The notion of function lays at the core of constructivism. According to the intuitionistic explanation of the meaning of logical constants, a proof of an implication is understood as a function which gives proofs of the consequent when applied to proofs of the antecedent.
How this should be exactly understood is a non-trivial matter and any attempt at clarifying it requires, implicitly or explicitly, to embrace some particular view on the nature of functions. More generally, different ways of accounting for the notion of proof reflect different conceptions of functions.

Gentzen’s methods of proof-analysis depict deductive reasoning as being ultimately constituted by "atomic" operations. Via the Curry-Howard isomorphism these can be viewed as corresponding to basic ingredients of computations. Proofs are thus assumed to be linguistic entities or, at least, that it is through language that proofs are primarily accessed.

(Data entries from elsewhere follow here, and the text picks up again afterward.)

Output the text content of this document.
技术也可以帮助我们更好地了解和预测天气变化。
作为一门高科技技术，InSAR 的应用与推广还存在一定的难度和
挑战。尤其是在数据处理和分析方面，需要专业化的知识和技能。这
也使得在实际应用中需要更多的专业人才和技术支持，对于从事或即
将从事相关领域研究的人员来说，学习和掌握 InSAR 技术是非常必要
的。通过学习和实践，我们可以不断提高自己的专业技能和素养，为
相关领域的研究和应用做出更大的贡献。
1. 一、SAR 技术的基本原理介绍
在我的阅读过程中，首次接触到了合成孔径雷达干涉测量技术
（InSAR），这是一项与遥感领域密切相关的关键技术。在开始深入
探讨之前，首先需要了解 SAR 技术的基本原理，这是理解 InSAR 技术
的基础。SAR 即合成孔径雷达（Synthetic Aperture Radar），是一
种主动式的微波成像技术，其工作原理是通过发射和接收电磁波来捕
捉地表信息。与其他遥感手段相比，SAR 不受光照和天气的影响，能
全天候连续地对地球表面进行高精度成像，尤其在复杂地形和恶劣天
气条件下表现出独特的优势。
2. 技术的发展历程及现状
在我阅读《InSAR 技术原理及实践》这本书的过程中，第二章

An explanation of a different kind (such as Goodman and Kreisel's theory of constructions or the more recent research programme called ‘logic of proofs’) is one willing to grasp the notion of proof "directly". Viewing proofs as abstract entities, the focus is not much on the internal structure of their linguistic presentations, but rather on what may be called their 'behaviour' (for instance how they can be combined with each other to produce new proofs).

The apparent dichotomy between proofs as constituted by inferential steps, and proofs as abstract "unstructured" entities reflects the duality of the notion of function itself. Should functions be viewed as procedures—piecewise constituted by instructions—or are functions sorts of black boxes to be identified by what they do—giving a value for each input—rather than by how they do it? Are functions primarily given as the denotation of linguistic predicates (in a Fregean manner), or are they rather an already given domain which we disclose through language?